第一天它大概只是在试探,在玩弄,在享受“蚂蚁居然敢咬我”的新鲜感。到了第二天,它的耐心耗尽了。
八个头颅的攻击速度翻了一倍。
我连喘息的间隙都没有了。
霜寒在我手中舞成一道银白色的光幕,挡住了一次又一次的攻击。但我的体力在以肉眼可见的速度消耗,灵力在迅速枯竭,身上的伤口在不断增加。
第十七次被虎头的利爪拍飞出去的时候,我撞在一块巨石上,巨石碎裂,我从碎石中爬起来,吐出一口血沫。
九头妖皇的人头还是没有睁开眼。
它在嘲笑我。
一个连正眼都不屑给的小虫子,居然敢来挑战它。
我握紧霜寒,从碎石中站起来。
右手虎口已经裂开了,鲜血顺着剑柄往下淌。左臂的伤口又裂了,血把半边袖子都染红了。右腿的毒素虽然逼出去了,但肌肉被腐蚀了一部分,走路的时候会一瘸一拐。
但我还能打。
我还能打很久。
我再次冲向九头妖皇。
第三天。
我快撑不住了。
不是意志撑不住,是身体撑不住了。
三天三夜没有合眼,灵力已经消耗了九成,身上的伤口多得数不清,每一寸肌肉都在尖叫着要求休息。
九头妖皇的八个头颅还是生龙活虎。
它们甚至比第一天更强了。
因为它们的节奏已经完全同步了。八种攻击方式像是一首精密的交响乐,每一种攻击都在为另一种攻击做铺垫,没有一秒的空隙。
我被打得节节后退。
一步,两步,三步。
十步,二十步,五十步。
我快要被逼出它的领地了。
如果我退出了它的领地范围,它会回到荒原中央,继续沉睡。而我的伤势需要至少一个月才能恢复。一个月的时间,足够它把防御漏洞全部补上。
到那时候,我再也杀不了它了。
九魂钥碎片永远不可能集齐。
还魂草永远拿不到。
顾长空永远醒不过来。
我退了七十步的时候,忽然想起了殷无邪。
他在远处等我。
他说“姐姐一定会赢的”,他说“等姐姐回来,我每天都要叫一万遍姐姐的名字”。
如果他等了三天三夜,等回来的是一个说“我输了”的我。
他会怎样?
大概会笑着说“没关系姐姐,我们下次再打”。
然后下一次,继续在远处等我。
继续替我擦剑、递水、收拾包袱。
继续用那种崇拜的眼神看着我,好像我是天上的神仙。
但我不是神仙。
我只是一个人。
一个会累、会疼、会输的人。
但我不能输。
不是为了顾长空,是为了——
为了我自己。
我停下了后退的脚步。
九头妖皇的虎头扑了过来,巨口张开,獠牙上挂着涎水,咬向我的头颅。
我没有躲。
霜寒横在身前,剑身上的冰蓝色光芒忽然变了。
变成了血红色。
燃血之术。
将自身的精血燃烧,换取远超自身境界的力量。

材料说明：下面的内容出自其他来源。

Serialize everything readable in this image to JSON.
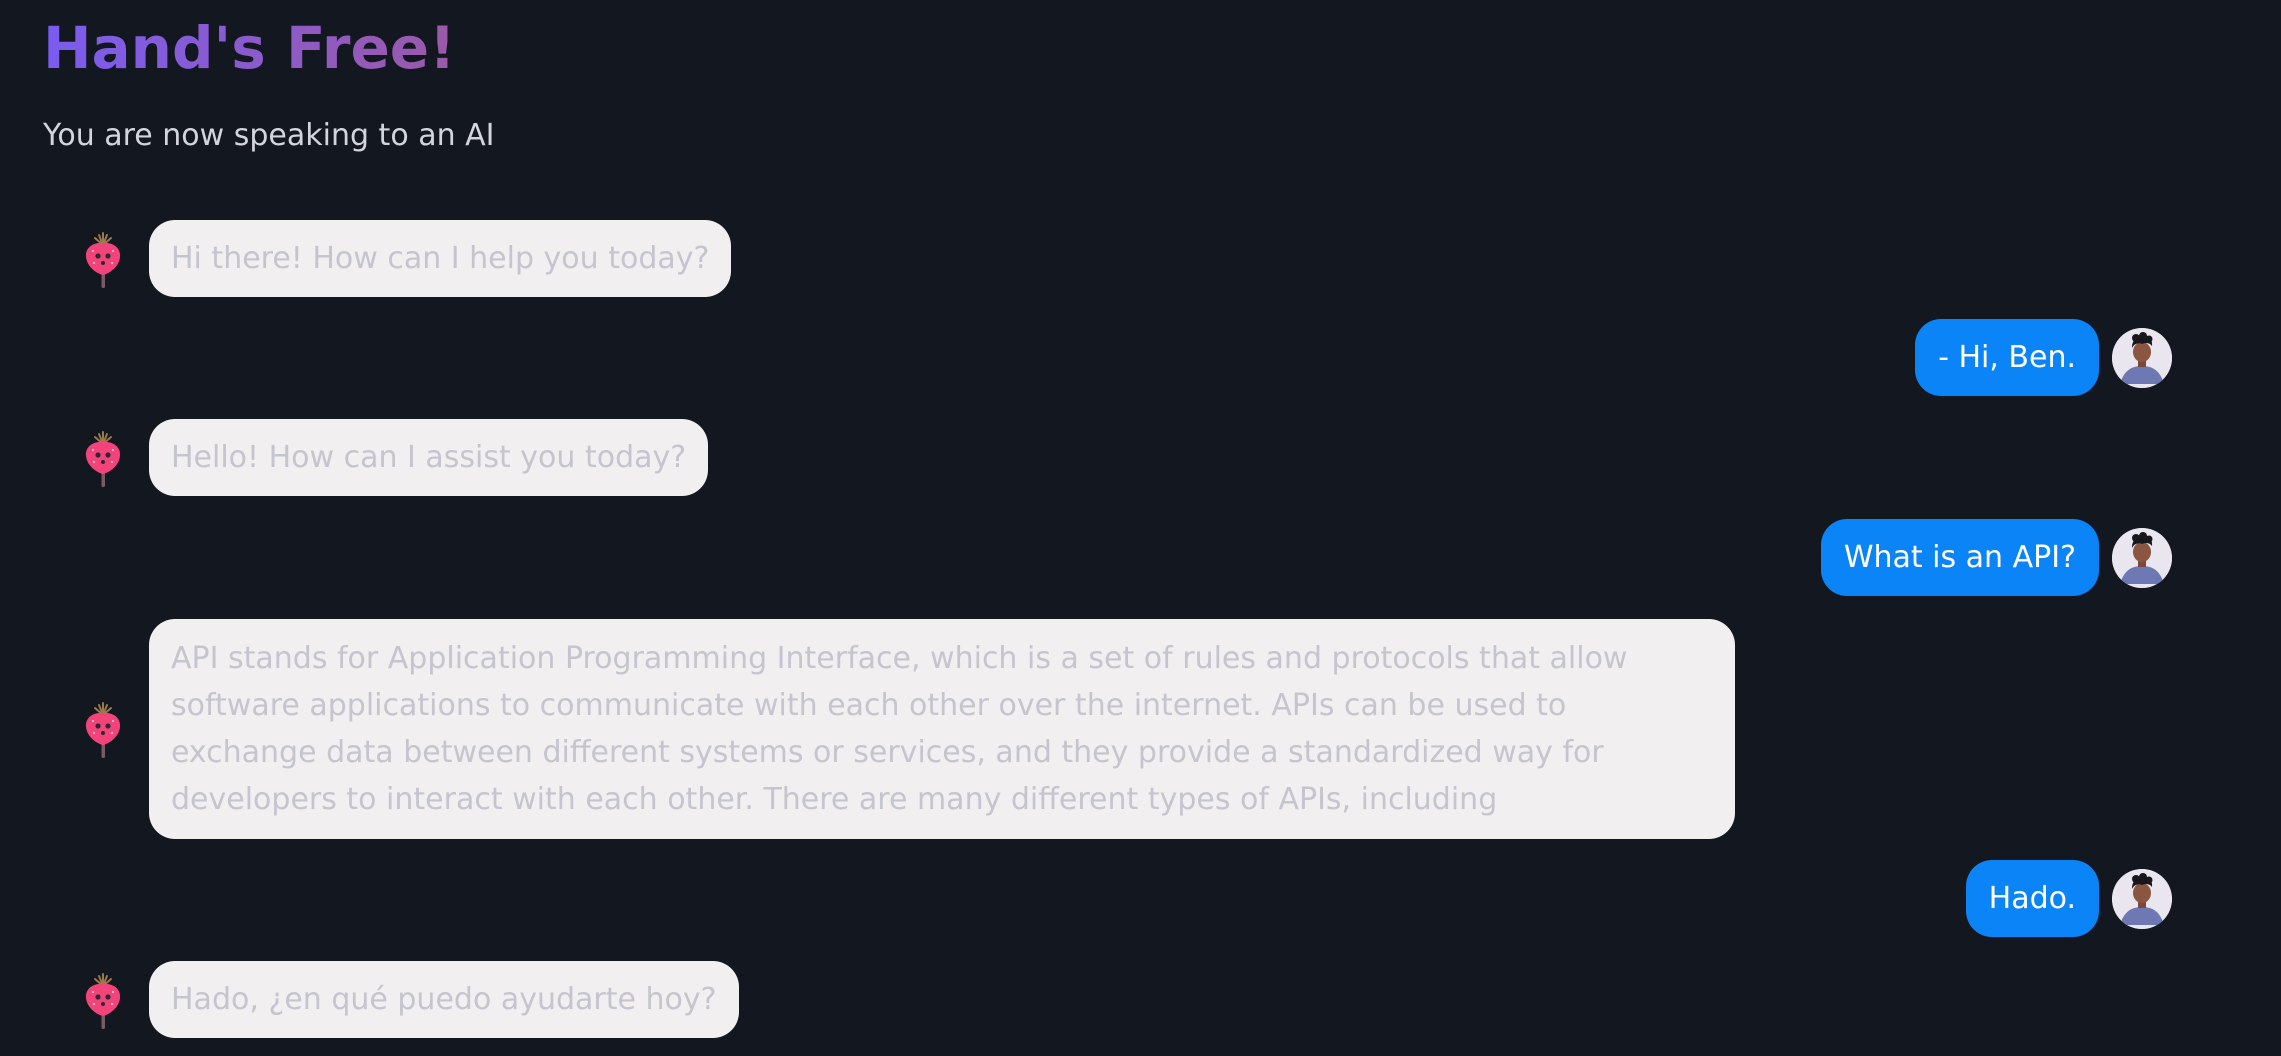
{
  "header": {
    "title": "Hand's Free!",
    "subtitle": "You are now speaking to an AI"
  },
  "colors": {
    "background": "#131720",
    "bot_bubble": "#f1efef",
    "bot_text": "#c5c5cf",
    "user_bubble": "#0a84f7",
    "user_text": "#ffffff",
    "title_gradient_start": "#7b5cf0",
    "title_gradient_end": "#9b5aa8"
  },
  "icons": {
    "bot_avatar": "strawberry-bot-icon",
    "user_avatar": "user-portrait-avatar"
  },
  "messages": [
    {
      "sender": "bot",
      "text": "Hi there! How can I help you today?"
    },
    {
      "sender": "user",
      "text": "- Hi, Ben."
    },
    {
      "sender": "bot",
      "text": "Hello! How can I assist you today?"
    },
    {
      "sender": "user",
      "text": "What is an API?"
    },
    {
      "sender": "bot",
      "text": "API stands for Application Programming Interface, which is a set of rules and protocols that allow software applications to communicate with each other over the internet. APIs can be used to exchange data between different systems or services, and they provide a standardized way for developers to interact with each other. There are many different types of APIs, including"
    },
    {
      "sender": "user",
      "text": "Hado."
    },
    {
      "sender": "bot",
      "text": "Hado, ¿en qué puedo ayudarte hoy?"
    }
  ]
}
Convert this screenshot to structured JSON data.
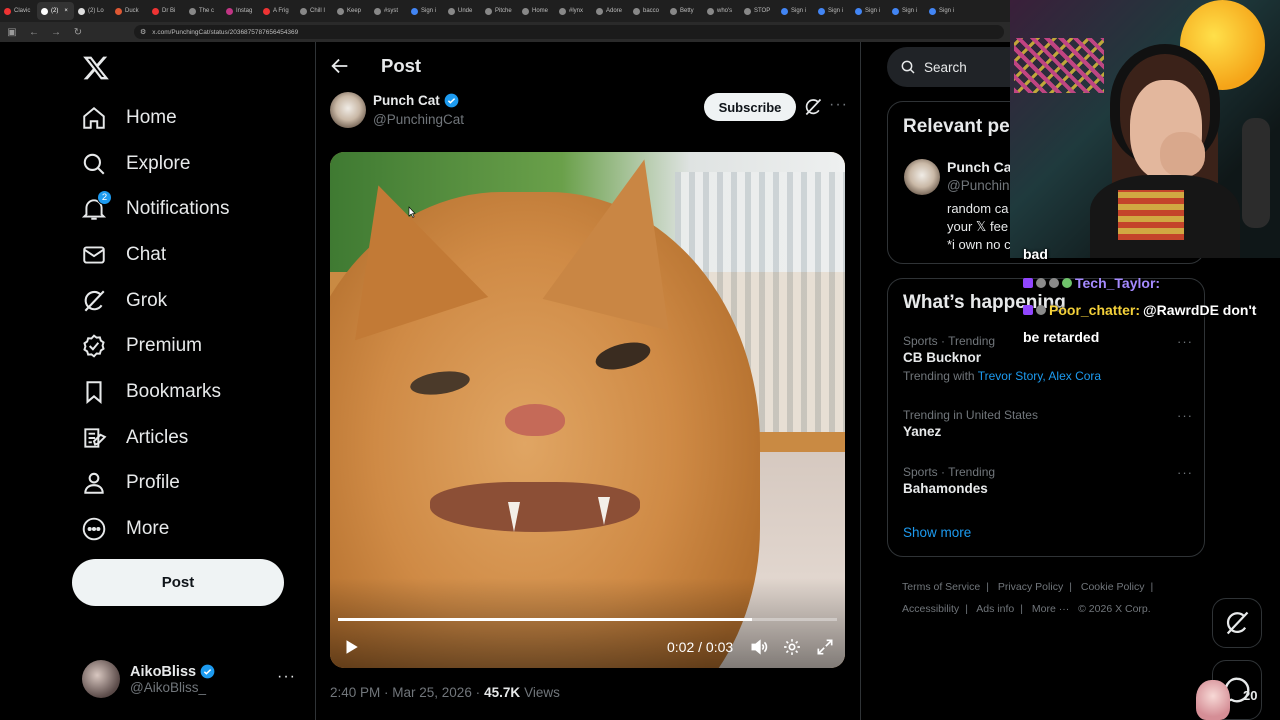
{
  "browser": {
    "tabs": [
      {
        "label": "Clavic",
        "color": "#e33"
      },
      {
        "label": "(2) ",
        "color": "#fff",
        "active": true
      },
      {
        "label": "(2) Lo",
        "color": "#ddd"
      },
      {
        "label": "Duck",
        "color": "#de5833"
      },
      {
        "label": "Dr Bi",
        "color": "#e33"
      },
      {
        "label": "The c",
        "color": "#888"
      },
      {
        "label": "Instag",
        "color": "#c13584"
      },
      {
        "label": "A Frig",
        "color": "#e33"
      },
      {
        "label": "Chill I",
        "color": "#888"
      },
      {
        "label": "Keep",
        "color": "#888"
      },
      {
        "label": "#syst",
        "color": "#888"
      },
      {
        "label": "Sign i",
        "color": "#4285f4"
      },
      {
        "label": "Unde",
        "color": "#888"
      },
      {
        "label": "Pitche",
        "color": "#888"
      },
      {
        "label": "Home",
        "color": "#888"
      },
      {
        "label": "#lynx",
        "color": "#888"
      },
      {
        "label": "Adore",
        "color": "#888"
      },
      {
        "label": "bacco",
        "color": "#888"
      },
      {
        "label": "Betty",
        "color": "#888"
      },
      {
        "label": "who's",
        "color": "#888"
      },
      {
        "label": "STOP",
        "color": "#888"
      },
      {
        "label": "Sign i",
        "color": "#4285f4"
      },
      {
        "label": "Sign i",
        "color": "#4285f4"
      },
      {
        "label": "Sign i",
        "color": "#4285f4"
      },
      {
        "label": "Sign i",
        "color": "#4285f4"
      },
      {
        "label": "Sign i",
        "color": "#4285f4"
      }
    ],
    "url": "x.com/PunchingCat/status/2036875787656454369"
  },
  "nav": {
    "items": [
      {
        "label": "Home",
        "icon": "home-icon"
      },
      {
        "label": "Explore",
        "icon": "search-icon"
      },
      {
        "label": "Notifications",
        "icon": "bell-icon",
        "badge": "2"
      },
      {
        "label": "Chat",
        "icon": "mail-icon"
      },
      {
        "label": "Grok",
        "icon": "grok-icon"
      },
      {
        "label": "Premium",
        "icon": "verified-icon"
      },
      {
        "label": "Bookmarks",
        "icon": "bookmark-icon"
      },
      {
        "label": "Articles",
        "icon": "article-icon"
      },
      {
        "label": "Profile",
        "icon": "person-icon"
      },
      {
        "label": "More",
        "icon": "more-circle-icon"
      }
    ],
    "post_button": "Post"
  },
  "account": {
    "name": "AikoBliss",
    "handle": "@AikoBliss_"
  },
  "post": {
    "header_title": "Post",
    "author_name": "Punch Cat",
    "author_handle": "@PunchingCat",
    "subscribe_label": "Subscribe",
    "video": {
      "time": "0:02 / 0:03",
      "progress": 0.83
    },
    "timestamp": "2:40 PM · Mar 25, 2026 ·",
    "views_count": "45.7K",
    "views_label": "Views"
  },
  "sidebar": {
    "search_placeholder": "Search",
    "relevant_title": "Relevant pe",
    "relevant": {
      "name": "Punch Ca",
      "handle": "@Punchin",
      "bio": [
        "random ca",
        "your 𝕏 fee",
        "*i own no c"
      ]
    },
    "happening_title": "What’s happening",
    "trends": [
      {
        "category": "Sports · Trending",
        "name": "CB Bucknor",
        "with_label": "Trending with",
        "with_links": "Trevor Story, Alex Cora"
      },
      {
        "category": "Trending in United States",
        "name": "Yanez"
      },
      {
        "category": "Sports · Trending",
        "name": "Bahamondes"
      }
    ],
    "show_more": "Show more",
    "footer": [
      "Terms of Service",
      "|",
      "Privacy Policy",
      "|",
      "Cookie Policy",
      "|",
      "Accessibility",
      "|",
      "Ads info",
      "|",
      "More ···",
      "© 2026 X Corp."
    ]
  },
  "stream": {
    "chat": [
      {
        "text": "bad"
      },
      {
        "user": "Tech_Taylor:",
        "text": ""
      },
      {
        "user": "Poor_chatter:",
        "text": "@RawrdDE don't"
      },
      {
        "text": "be retarded"
      }
    ],
    "count": "20"
  },
  "colors": {
    "accent": "#1d9bf0",
    "background": "#000000",
    "text": "#e7e9ea",
    "muted": "#71767b"
  }
}
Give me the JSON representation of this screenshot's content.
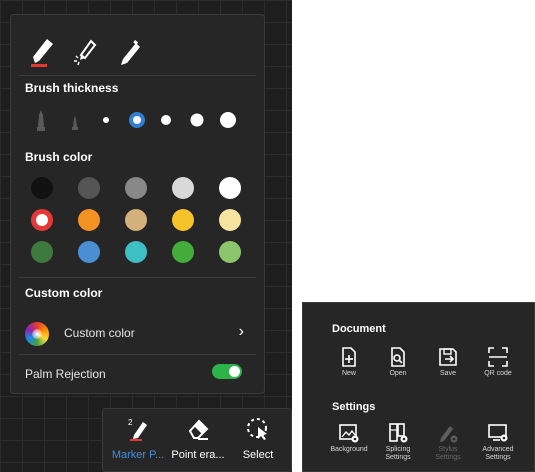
{
  "brush_panel": {
    "pen_tabs": [
      {
        "icon": "marker-pen-icon",
        "selected": true
      },
      {
        "icon": "highlighter-pen-icon",
        "selected": false
      },
      {
        "icon": "pencil-icon",
        "selected": false
      }
    ],
    "thickness_title": "Brush thickness",
    "thickness_options": [
      {
        "icon": "brush-tip-icon",
        "kind": "tip-large"
      },
      {
        "icon": "brush-tip-icon",
        "kind": "tip-small"
      },
      {
        "kind": "dot",
        "level": 1
      },
      {
        "kind": "dot",
        "level": 2,
        "selected": true
      },
      {
        "kind": "dot",
        "level": 3
      },
      {
        "kind": "dot",
        "level": 4
      },
      {
        "kind": "dot",
        "level": 5
      }
    ],
    "color_title": "Brush color",
    "colors": [
      [
        "#111111",
        "#555555",
        "#888888",
        "#d9d9d9",
        "#ffffff"
      ],
      [
        "#e53935",
        "#f39223",
        "#d3b07c",
        "#f6c32a",
        "#f5e3a0"
      ],
      [
        "#3f7a3d",
        "#4a8fd4",
        "#3dbfc4",
        "#43ac3a",
        "#8bc66c"
      ]
    ],
    "selected_color": "#e53935",
    "custom_title": "Custom color",
    "custom_label": "Custom color",
    "palm_rejection_label": "Palm Rejection",
    "palm_rejection_on": true,
    "accent": "#2f80d1",
    "toggle_color": "#2db34a"
  },
  "toolbar": {
    "marker_label": "Marker P...",
    "marker_badge": "2",
    "eraser_label": "Point era...",
    "select_label": "Select",
    "active_color": "#3d8fe0"
  },
  "doc_panel": {
    "document_title": "Document",
    "document_items": [
      {
        "label": "New",
        "icon": "new-file-icon"
      },
      {
        "label": "Open",
        "icon": "open-file-icon"
      },
      {
        "label": "Save",
        "icon": "save-icon"
      },
      {
        "label": "QR code",
        "icon": "qr-scan-icon"
      }
    ],
    "settings_title": "Settings",
    "settings_items": [
      {
        "label": "Background",
        "icon": "background-settings-icon",
        "enabled": true
      },
      {
        "label": "Splicing\nSettings",
        "icon": "splicing-settings-icon",
        "enabled": true
      },
      {
        "label": "Stylus\nSettings",
        "icon": "stylus-settings-icon",
        "enabled": false
      },
      {
        "label": "Advanced\nSettings",
        "icon": "advanced-settings-icon",
        "enabled": true
      }
    ]
  }
}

这是剑修最后的手段,用了之后经脉会受到不可逆的损伤,修为可能倒退,甚至可能跌落一个大境界。
但我不在乎了。
血红色的光芒从霜寒剑身上炸开,我的灵力在瞬间暴涨了数倍。
化神初期,化神中期,化神后期——
炼虚初期,炼虚中期——
大乘初期。
我的修为在燃血之术的催动下,突破了四个大境界,直入大乘期。
经脉在这一瞬间寸寸断裂。
疼。
疼到无法思考。
但霜寒还记得我。
它记得我十五年握剑的每一天,记得我斩杀每一头妖王的每一剑,记得我所有的愤怒、不甘、执念、痛苦、和——
和那一点点,在暗处悄悄生长的不肯承认的东西。
霜寒带着我,我带着霜寒。
天上的云被剑气撕碎。
地上的岩石被剑气碾成齑粉。
九头妖皇的八个头颅同时发出嘶吼,十六只瞳孔中倒映出一个浑身浴血的女人,和她手中那柄血红色的剑。
一剑。
不是八剑。
是一剑。
霜寒在空中画出一道圆弧,那道圆弧扩散开来,化作八道剑气,分别斩向八个头颅。
蛇头。
龙头。
虎头。
鹰头。
狮头。
蝎头。
狼头。
牛头。
八道剑气同时斩落。
八个头颅同时落地。
九头妖皇的身躯剧烈地颤抖了一下,然后静止了。
鲜血从九个断颈中喷涌而出,像八道血色的喷泉,染红了整片黑色的荒原。
正中央的人头——
终于睁开了眼睛。
那是一双猩红色的眼睛,瞳孔中倒映出我的影子。
它看着我,没有愤怒,没有不甘,没有任何情绪。
只有一种东西——
解脱。
像是在说:终于,有人来结束我了。
然后它的头颅,也从脖颈上滚落下来。
九头妖皇,死了。
庞大的身躯轰然倒塌,砸在地上,扬起的尘土遮天蔽日。
我站在尘土中,浑身是血,手中还握着霜寒。
燃血之术的效果在迅速消退。
大乘期的修为像退潮一样从我的经脉中褪去,化神、炼虚、大乘——一层一层地剥落,最后跌回了元婴期。
这还不是最糟的。
最糟的是,我的经脉断了。
不是裂纹,是断了。像一根被拧断的绳子,碎片散落在丹田周围,灵力像漏掉的水一样从断裂处流失。
我的意识开始模糊。
视线中的世界在旋转,在变暗。
在倒下去之前,我用最后的力气挖出了九头妖皇体内那颗巨大的内丹——足足有头颅大小,通体漆黑如墨,上面附着第九片九魂钥碎片。
九片。
集齐了。
我把内丹和碎片抱在怀里,然后——
倒下了。
倒在九头妖皇的尸体旁边,倒在血泊中,倒在漫天的尘土里。
耳边传来一个遥远的声音。
是脚步声。
不是妖兽的,是人的。
很急很快的脚步声,像是什么人在拼命地跑。
“姐姐!”
殷无邪的声音。
他怎么来了?
我不是让他等着吗?
他的声音在靠近,越来越近,越来越清晰。
“姐姐!姐姐你听到了吗!姐姐!”
我想说“听到了,别喊了,吵死了”。
但我张不开嘴。
我的身体不听使唤了。
然后,我感觉到了。
温热的。
有东西盖在我身上。
是殷无邪的外袍。
他把自己的外袍脱下来,盖在我身上,然后轻轻地把我从地上扶起来,让我的头靠在他的肩膀上。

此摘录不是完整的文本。